Causes and Symptoms

Tendonitis is very simply the inflammation or irritation of a tendon anywhere in your body. A tendon is a cord that connects bone to muscle. The most common cause of tendonitis is overuse through low-impact motions that repeat time and time again. An example of a typical tendonitis injury is tennis elbow. Tennis elbow is just tendonitis that is located in the elbow joint as a result of swinging the racket over and over. Rather than some kind of blunt trauma leading to the injury, this condition is just a result of too much use of the tendon. In some cases, however, tendonitis can develop as a side effect of another, more traumatic, injury.

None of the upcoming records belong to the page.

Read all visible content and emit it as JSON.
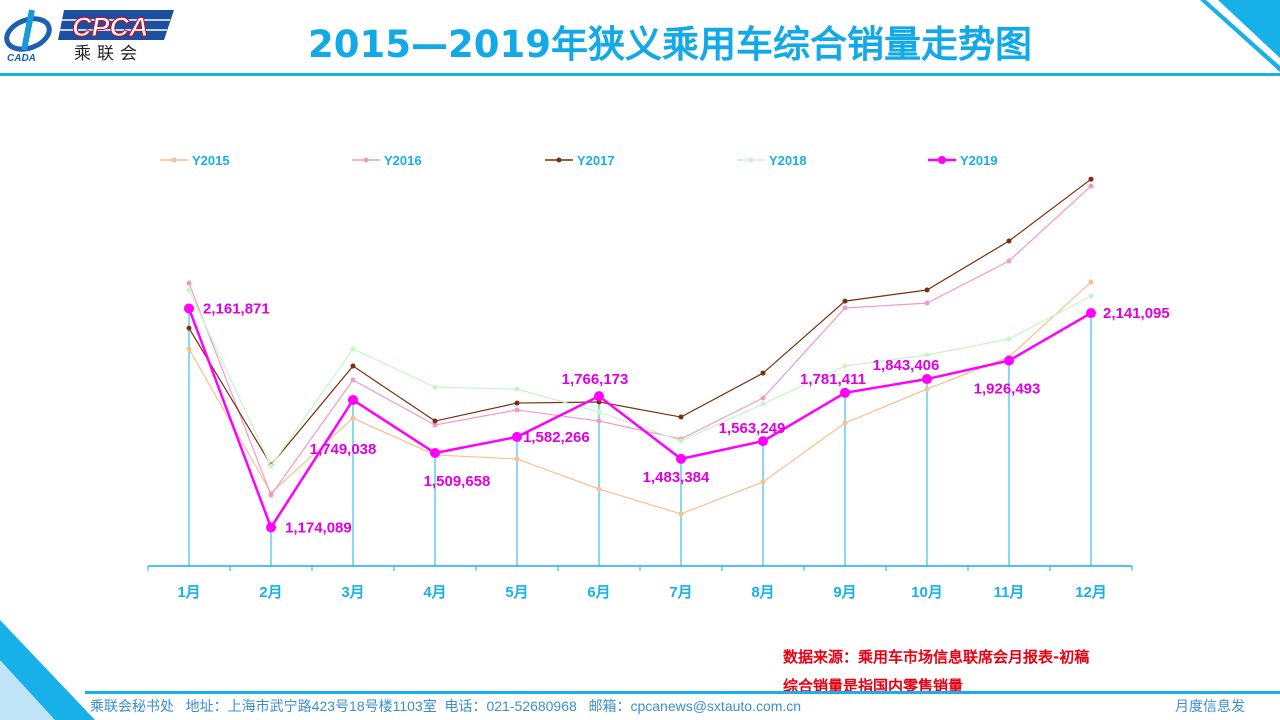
{
  "header": {
    "title": "2015—2019年狭义乘用车综合销量走势图",
    "logo_text": "CPCA",
    "logo_subtext": "乘联会",
    "logo_emblem_text": "CADA"
  },
  "chart_data": {
    "type": "line",
    "title": "2015—2019年狭义乘用车综合销量走势图",
    "categories": [
      "1月",
      "2月",
      "3月",
      "4月",
      "5月",
      "6月",
      "7月",
      "8月",
      "9月",
      "10月",
      "11月",
      "12月"
    ],
    "ylim": [
      1000000,
      2800000
    ],
    "y_axis_visible": false,
    "grid": false,
    "legend_position": "top",
    "drop_lines_series": "Y2019",
    "series": [
      {
        "name": "Y2015",
        "color": "#f8c08c",
        "values": [
          1979000,
          1329000,
          1667000,
          1501000,
          1483000,
          1347000,
          1235000,
          1379000,
          1645000,
          1798000,
          1943000,
          2281000
        ]
      },
      {
        "name": "Y2016",
        "color": "#f09ac8",
        "values": [
          2276000,
          1320000,
          1839000,
          1636000,
          1704000,
          1654000,
          1573000,
          1758000,
          2164000,
          2186000,
          2376000,
          2714000
        ]
      },
      {
        "name": "Y2017",
        "color": "#7a2e0a",
        "values": [
          2073000,
          1456000,
          1902000,
          1654000,
          1735000,
          1740000,
          1672000,
          1870000,
          2195000,
          2245000,
          2466000,
          2745000
        ]
      },
      {
        "name": "Y2018",
        "color": "#c8f5c8",
        "values": [
          2245000,
          1451000,
          1979000,
          1807000,
          1798000,
          1695000,
          1564000,
          1731000,
          1902000,
          1952000,
          2024000,
          2218000
        ]
      },
      {
        "name": "Y2019",
        "color": "#ff00ff",
        "values": [
          2161871,
          1174089,
          1749038,
          1509658,
          1582266,
          1766173,
          1483384,
          1563249,
          1781411,
          1843406,
          1926493,
          2141095
        ],
        "data_labels": [
          "2,161,871",
          "1,174,089",
          "1,749,038",
          "1,509,658",
          "1,582,266",
          "1,766,173",
          "1,483,384",
          "1,563,249",
          "1,781,411",
          "1,843,406",
          "1,926,493",
          "2,141,095"
        ]
      }
    ],
    "axis_color": "#17b0e8",
    "label_color": "#e000e0"
  },
  "notes": {
    "source": "数据来源：乘用车市场信息联席会月报表-初稿",
    "definition": "综合销量是指国内零售销量"
  },
  "footer": {
    "contact": "乘联会秘书处   地址：上海市武宁路423号18号楼1103室  电话：021-52680968   邮箱：cpcanews@sxtauto.com.cn",
    "right": "月度信息发"
  }
}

While any tendon is susceptible to tendonitis, some areas are more commonly affected than others. The elbow, shoulders, knees, and Achilles tendon are all places where many people have experienced tendonitis at some point. Athletes are certainly at risk for tendonitis when they play their respective sports frequently and use the same tendons to complete repetitive motions. Non-athletes can also find themselves with tendonitis, from a variety of causes. If your work requires the same physical actions time and again, like bending over and lifting for example, you could develop tendonitis in areas that are used excessively each day.


Tendonitis Symptoms

Symptoms of tendonitis often come on gradually and get worse the longer they are left untreated. What will start as a slight pain or discomfort can reach the point of no longer being able to move in a certain fashion because of the severe pain. Calcium deposits can also develop at the site of the tendonitis, which can create a very sharp pain instead of the dull ache that is more commonly associated with tendonitis.

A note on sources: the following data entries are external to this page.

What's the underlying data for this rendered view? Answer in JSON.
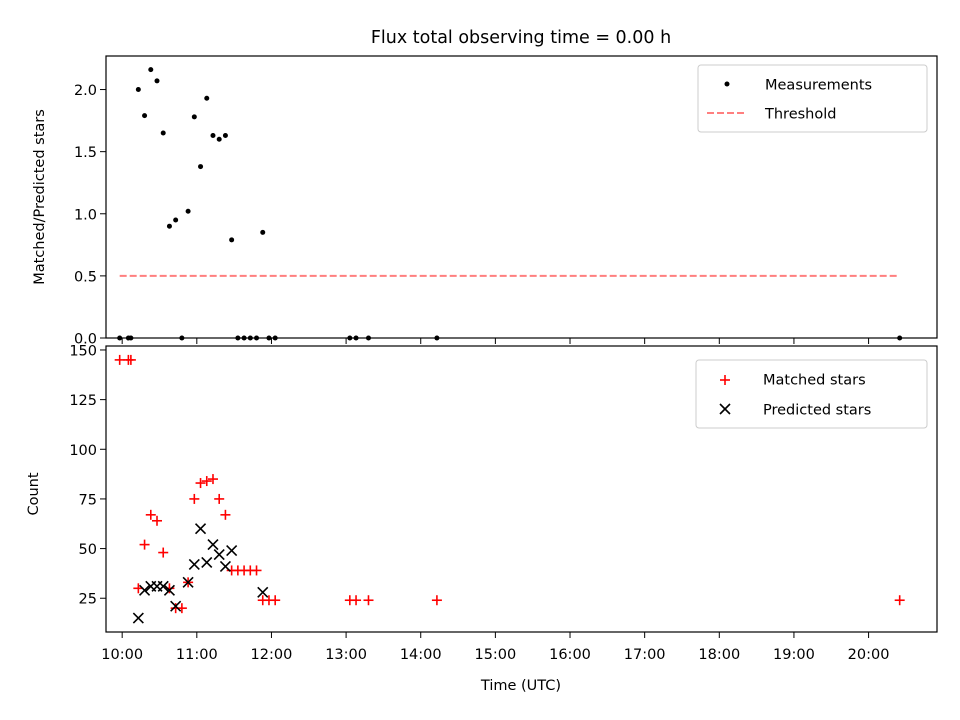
{
  "figure": {
    "title": "Flux total observing time = 0.00 h"
  },
  "chart_data": [
    {
      "type": "scatter",
      "title": "Flux total observing time = 0.00 h",
      "xlabel": "",
      "ylabel": "Matched/Predicted stars",
      "xlim": [
        "09:47",
        "20:55"
      ],
      "ylim": [
        0,
        2.27
      ],
      "yticks": [
        0.0,
        0.5,
        1.0,
        1.5,
        2.0
      ],
      "ytick_labels": [
        "0.0",
        "0.5",
        "1.0",
        "1.5",
        "2.0"
      ],
      "legend": {
        "position": "top-right",
        "entries": [
          "Measurements",
          "Threshold"
        ]
      },
      "series": [
        {
          "name": "Measurements",
          "kind": "scatter",
          "marker": "dot",
          "color": "#000000",
          "points": [
            {
              "x": "09:58",
              "y": 0.0
            },
            {
              "x": "10:05",
              "y": 0.0
            },
            {
              "x": "10:07",
              "y": 0.0
            },
            {
              "x": "10:13",
              "y": 2.0
            },
            {
              "x": "10:18",
              "y": 1.79
            },
            {
              "x": "10:23",
              "y": 2.16
            },
            {
              "x": "10:28",
              "y": 2.07
            },
            {
              "x": "10:33",
              "y": 1.65
            },
            {
              "x": "10:38",
              "y": 0.9
            },
            {
              "x": "10:43",
              "y": 0.95
            },
            {
              "x": "10:48",
              "y": 0.0
            },
            {
              "x": "10:53",
              "y": 1.02
            },
            {
              "x": "10:58",
              "y": 1.78
            },
            {
              "x": "11:03",
              "y": 1.38
            },
            {
              "x": "11:08",
              "y": 1.93
            },
            {
              "x": "11:13",
              "y": 1.63
            },
            {
              "x": "11:18",
              "y": 1.6
            },
            {
              "x": "11:23",
              "y": 1.63
            },
            {
              "x": "11:28",
              "y": 0.79
            },
            {
              "x": "11:33",
              "y": 0.0
            },
            {
              "x": "11:38",
              "y": 0.0
            },
            {
              "x": "11:43",
              "y": 0.0
            },
            {
              "x": "11:48",
              "y": 0.0
            },
            {
              "x": "11:53",
              "y": 0.85
            },
            {
              "x": "11:58",
              "y": 0.0
            },
            {
              "x": "12:03",
              "y": 0.0
            },
            {
              "x": "13:03",
              "y": 0.0
            },
            {
              "x": "13:08",
              "y": 0.0
            },
            {
              "x": "13:18",
              "y": 0.0
            },
            {
              "x": "14:13",
              "y": 0.0
            },
            {
              "x": "20:25",
              "y": 0.0
            }
          ]
        },
        {
          "name": "Threshold",
          "kind": "line",
          "style": "dashed",
          "color": "#ff7f7f",
          "points": [
            {
              "x": "09:58",
              "y": 0.5
            },
            {
              "x": "20:25",
              "y": 0.5
            }
          ]
        }
      ]
    },
    {
      "type": "scatter",
      "title": "",
      "xlabel": "Time (UTC)",
      "ylabel": "Count",
      "xlim": [
        "09:47",
        "20:55"
      ],
      "ylim": [
        8,
        152
      ],
      "yticks": [
        25,
        50,
        75,
        100,
        125,
        150
      ],
      "ytick_labels": [
        "25",
        "50",
        "75",
        "100",
        "125",
        "150"
      ],
      "xticks": [
        "10:00",
        "11:00",
        "12:00",
        "13:00",
        "14:00",
        "15:00",
        "16:00",
        "17:00",
        "18:00",
        "19:00",
        "20:00"
      ],
      "xtick_labels": [
        "10:00",
        "11:00",
        "12:00",
        "13:00",
        "14:00",
        "15:00",
        "16:00",
        "17:00",
        "18:00",
        "19:00",
        "20:00"
      ],
      "legend": {
        "position": "top-right",
        "entries": [
          "Matched stars",
          "Predicted stars"
        ]
      },
      "series": [
        {
          "name": "Matched stars",
          "marker": "plus",
          "color": "#ff0000",
          "points": [
            {
              "x": "09:58",
              "y": 145
            },
            {
              "x": "10:05",
              "y": 145
            },
            {
              "x": "10:07",
              "y": 145
            },
            {
              "x": "10:13",
              "y": 30
            },
            {
              "x": "10:18",
              "y": 52
            },
            {
              "x": "10:23",
              "y": 67
            },
            {
              "x": "10:28",
              "y": 64
            },
            {
              "x": "10:33",
              "y": 48
            },
            {
              "x": "10:38",
              "y": 30
            },
            {
              "x": "10:43",
              "y": 20
            },
            {
              "x": "10:48",
              "y": 20
            },
            {
              "x": "10:53",
              "y": 33
            },
            {
              "x": "10:58",
              "y": 75
            },
            {
              "x": "11:03",
              "y": 83
            },
            {
              "x": "11:08",
              "y": 84
            },
            {
              "x": "11:13",
              "y": 85
            },
            {
              "x": "11:18",
              "y": 75
            },
            {
              "x": "11:23",
              "y": 67
            },
            {
              "x": "11:28",
              "y": 39
            },
            {
              "x": "11:33",
              "y": 39
            },
            {
              "x": "11:38",
              "y": 39
            },
            {
              "x": "11:43",
              "y": 39
            },
            {
              "x": "11:48",
              "y": 39
            },
            {
              "x": "11:53",
              "y": 24
            },
            {
              "x": "11:58",
              "y": 24
            },
            {
              "x": "12:03",
              "y": 24
            },
            {
              "x": "13:03",
              "y": 24
            },
            {
              "x": "13:08",
              "y": 24
            },
            {
              "x": "13:18",
              "y": 24
            },
            {
              "x": "14:13",
              "y": 24
            },
            {
              "x": "20:25",
              "y": 24
            }
          ]
        },
        {
          "name": "Predicted stars",
          "marker": "x",
          "color": "#000000",
          "points": [
            {
              "x": "10:13",
              "y": 15
            },
            {
              "x": "10:18",
              "y": 29
            },
            {
              "x": "10:23",
              "y": 31
            },
            {
              "x": "10:28",
              "y": 31
            },
            {
              "x": "10:33",
              "y": 31
            },
            {
              "x": "10:38",
              "y": 29
            },
            {
              "x": "10:43",
              "y": 21
            },
            {
              "x": "10:53",
              "y": 33
            },
            {
              "x": "10:58",
              "y": 42
            },
            {
              "x": "11:03",
              "y": 60
            },
            {
              "x": "11:08",
              "y": 43
            },
            {
              "x": "11:13",
              "y": 52
            },
            {
              "x": "11:18",
              "y": 47
            },
            {
              "x": "11:23",
              "y": 41
            },
            {
              "x": "11:28",
              "y": 49
            },
            {
              "x": "11:53",
              "y": 28
            }
          ]
        }
      ]
    }
  ]
}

The best way to treat your tendonitis is to not get it in the first place. Try to slowly work into any physical activity, especially if you are not in good physical condition to being with. Any repetitive motion should be avoided if at all possible, and you should always stop at the first sign of unusual pain or discomfort. If you have already been afflicted with tendonitis, simple treatments like ice and rest are a good start toward getting your tendon healthy once again.

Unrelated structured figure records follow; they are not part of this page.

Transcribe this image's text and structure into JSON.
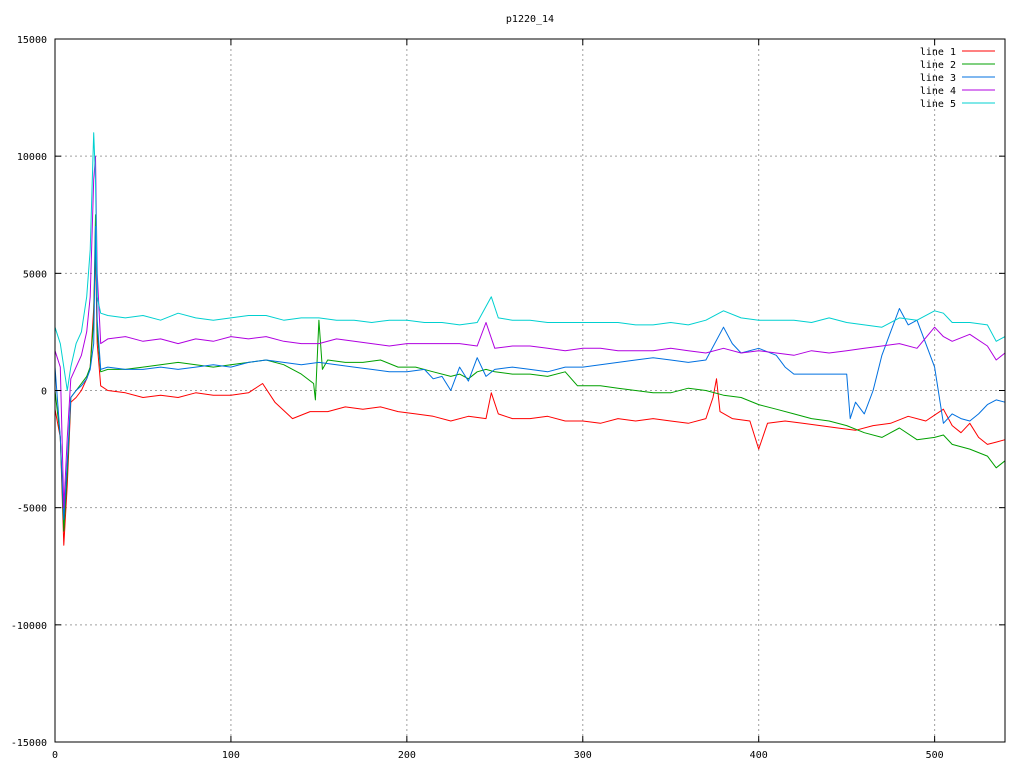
{
  "chart_data": {
    "type": "line",
    "title": "p1220_14",
    "xlabel": "",
    "ylabel": "",
    "xlim": [
      0,
      540
    ],
    "ylim": [
      -15000,
      15000
    ],
    "xticks": [
      0,
      100,
      200,
      300,
      400,
      500
    ],
    "yticks": [
      -15000,
      -10000,
      -5000,
      0,
      5000,
      10000,
      15000
    ],
    "grid": true,
    "legend_position": "top-right",
    "series": [
      {
        "name": "line 1",
        "color": "#ff0000",
        "x": [
          0,
          3,
          5,
          7,
          9,
          12,
          15,
          18,
          20,
          22,
          23,
          24,
          26,
          30,
          40,
          50,
          60,
          70,
          80,
          90,
          100,
          110,
          118,
          125,
          135,
          145,
          155,
          165,
          175,
          185,
          195,
          205,
          215,
          225,
          235,
          245,
          248,
          252,
          260,
          270,
          280,
          290,
          300,
          310,
          320,
          330,
          340,
          350,
          360,
          370,
          374,
          376,
          378,
          385,
          395,
          400,
          405,
          415,
          425,
          435,
          445,
          455,
          465,
          475,
          485,
          495,
          505,
          510,
          515,
          520,
          525,
          530,
          535,
          540
        ],
        "y": [
          -800,
          -2000,
          -6600,
          -4000,
          -500,
          -300,
          0,
          500,
          1000,
          3500,
          6000,
          2000,
          200,
          0,
          -100,
          -300,
          -200,
          -300,
          -100,
          -200,
          -200,
          -100,
          300,
          -500,
          -1200,
          -900,
          -900,
          -700,
          -800,
          -700,
          -900,
          -1000,
          -1100,
          -1300,
          -1100,
          -1200,
          -100,
          -1000,
          -1200,
          -1200,
          -1100,
          -1300,
          -1300,
          -1400,
          -1200,
          -1300,
          -1200,
          -1300,
          -1400,
          -1200,
          -300,
          500,
          -900,
          -1200,
          -1300,
          -2500,
          -1400,
          -1300,
          -1400,
          -1500,
          -1600,
          -1700,
          -1500,
          -1400,
          -1100,
          -1300,
          -800,
          -1500,
          -1800,
          -1400,
          -2000,
          -2300,
          -2200,
          -2100
        ]
      },
      {
        "name": "line 2",
        "color": "#00a000",
        "x": [
          0,
          3,
          5,
          7,
          9,
          12,
          15,
          18,
          20,
          22,
          23,
          24,
          26,
          30,
          40,
          50,
          60,
          70,
          80,
          90,
          100,
          110,
          120,
          130,
          140,
          147,
          148,
          150,
          152,
          155,
          165,
          175,
          185,
          195,
          205,
          215,
          225,
          230,
          235,
          240,
          245,
          250,
          260,
          270,
          280,
          290,
          297,
          300,
          310,
          320,
          330,
          340,
          350,
          360,
          370,
          380,
          390,
          400,
          410,
          420,
          430,
          440,
          450,
          460,
          470,
          480,
          490,
          500,
          505,
          510,
          520,
          530,
          535,
          540
        ],
        "y": [
          0,
          -2000,
          -6000,
          -3500,
          -300,
          0,
          300,
          600,
          1000,
          3000,
          7500,
          2500,
          800,
          900,
          900,
          1000,
          1100,
          1200,
          1100,
          1000,
          1100,
          1200,
          1300,
          1100,
          700,
          300,
          -400,
          3000,
          900,
          1300,
          1200,
          1200,
          1300,
          1000,
          1000,
          800,
          600,
          700,
          500,
          800,
          900,
          800,
          700,
          700,
          600,
          800,
          200,
          200,
          200,
          100,
          0,
          -100,
          -100,
          100,
          0,
          -200,
          -300,
          -600,
          -800,
          -1000,
          -1200,
          -1300,
          -1500,
          -1800,
          -2000,
          -1600,
          -2100,
          -2000,
          -1900,
          -2300,
          -2500,
          -2800,
          -3300,
          -3000
        ]
      },
      {
        "name": "line 3",
        "color": "#0070e0",
        "x": [
          0,
          3,
          5,
          7,
          9,
          12,
          15,
          18,
          20,
          22,
          23,
          24,
          26,
          30,
          40,
          50,
          60,
          70,
          80,
          90,
          100,
          110,
          120,
          130,
          140,
          150,
          160,
          170,
          180,
          190,
          200,
          210,
          215,
          220,
          225,
          230,
          235,
          240,
          245,
          250,
          260,
          270,
          280,
          290,
          300,
          310,
          320,
          330,
          340,
          350,
          360,
          370,
          380,
          385,
          390,
          400,
          410,
          415,
          420,
          430,
          440,
          450,
          452,
          455,
          460,
          465,
          470,
          475,
          480,
          485,
          490,
          495,
          500,
          505,
          510,
          515,
          520,
          525,
          530,
          535,
          540
        ],
        "y": [
          1000,
          -2000,
          -5500,
          -3000,
          -300,
          0,
          200,
          500,
          900,
          2000,
          7000,
          3000,
          900,
          1000,
          900,
          900,
          1000,
          900,
          1000,
          1100,
          1000,
          1200,
          1300,
          1200,
          1100,
          1200,
          1100,
          1000,
          900,
          800,
          800,
          900,
          500,
          600,
          0,
          1000,
          400,
          1400,
          600,
          900,
          1000,
          900,
          800,
          1000,
          1000,
          1100,
          1200,
          1300,
          1400,
          1300,
          1200,
          1300,
          2700,
          2000,
          1600,
          1800,
          1500,
          1000,
          700,
          700,
          700,
          700,
          -1200,
          -500,
          -1000,
          0,
          1500,
          2500,
          3500,
          2800,
          3000,
          2000,
          1000,
          -1400,
          -1000,
          -1200,
          -1300,
          -1000,
          -600,
          -400,
          -500
        ]
      },
      {
        "name": "line 4",
        "color": "#b000e0",
        "x": [
          0,
          3,
          5,
          7,
          9,
          12,
          15,
          18,
          20,
          22,
          23,
          24,
          26,
          30,
          40,
          50,
          60,
          70,
          80,
          90,
          100,
          110,
          120,
          130,
          140,
          150,
          160,
          170,
          180,
          190,
          200,
          210,
          220,
          230,
          240,
          245,
          250,
          260,
          270,
          280,
          290,
          300,
          310,
          320,
          330,
          340,
          350,
          360,
          370,
          380,
          390,
          400,
          410,
          420,
          430,
          440,
          450,
          460,
          470,
          480,
          490,
          500,
          505,
          510,
          520,
          530,
          535,
          540
        ],
        "y": [
          1700,
          1000,
          -5000,
          -2000,
          500,
          1000,
          1500,
          2500,
          4000,
          9000,
          10000,
          5000,
          2000,
          2200,
          2300,
          2100,
          2200,
          2000,
          2200,
          2100,
          2300,
          2200,
          2300,
          2100,
          2000,
          2000,
          2200,
          2100,
          2000,
          1900,
          2000,
          2000,
          2000,
          2000,
          1900,
          2900,
          1800,
          1900,
          1900,
          1800,
          1700,
          1800,
          1800,
          1700,
          1700,
          1700,
          1800,
          1700,
          1600,
          1800,
          1600,
          1700,
          1600,
          1500,
          1700,
          1600,
          1700,
          1800,
          1900,
          2000,
          1800,
          2700,
          2300,
          2100,
          2400,
          1900,
          1300,
          1600
        ]
      },
      {
        "name": "line 5",
        "color": "#00d0d0",
        "x": [
          0,
          3,
          5,
          7,
          9,
          12,
          15,
          18,
          20,
          22,
          23,
          24,
          26,
          30,
          40,
          50,
          60,
          70,
          80,
          90,
          100,
          110,
          120,
          130,
          140,
          150,
          160,
          170,
          180,
          190,
          200,
          210,
          220,
          230,
          240,
          248,
          252,
          260,
          270,
          280,
          290,
          300,
          310,
          320,
          330,
          340,
          350,
          360,
          370,
          380,
          390,
          400,
          410,
          420,
          430,
          440,
          450,
          460,
          470,
          480,
          490,
          500,
          505,
          510,
          520,
          530,
          535,
          540
        ],
        "y": [
          2700,
          2000,
          1000,
          0,
          1000,
          2000,
          2500,
          4000,
          6000,
          11000,
          9000,
          4000,
          3300,
          3200,
          3100,
          3200,
          3000,
          3300,
          3100,
          3000,
          3100,
          3200,
          3200,
          3000,
          3100,
          3100,
          3000,
          3000,
          2900,
          3000,
          3000,
          2900,
          2900,
          2800,
          2900,
          4000,
          3100,
          3000,
          3000,
          2900,
          2900,
          2900,
          2900,
          2900,
          2800,
          2800,
          2900,
          2800,
          3000,
          3400,
          3100,
          3000,
          3000,
          3000,
          2900,
          3100,
          2900,
          2800,
          2700,
          3100,
          3000,
          3400,
          3300,
          2900,
          2900,
          2800,
          2100,
          2300
        ]
      }
    ]
  }
}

Physical therapy is recognized as one of the best ways to deal with tendonitis so that the injury is removed and the area affected returns to the condition it was in previously, if not stronger. Your physical therapist will analyze your tendonitis and create a plan that includes range of motion exercises and appropriate stretches. At first, these activities will work to reduce the pain and discomfort being experienced with the tendonitis. Once that is accomplished, the goal will become to strengthen the area so that the tendonitis is not a recurring problem and the patient can go about their normal life with no long term side effects or disabilities. The length of time that tendonitis needs to improve depends greatly on the injury itself and your physical condition, so speak with your physical therapist and make sure your plan is just right for you and your needs.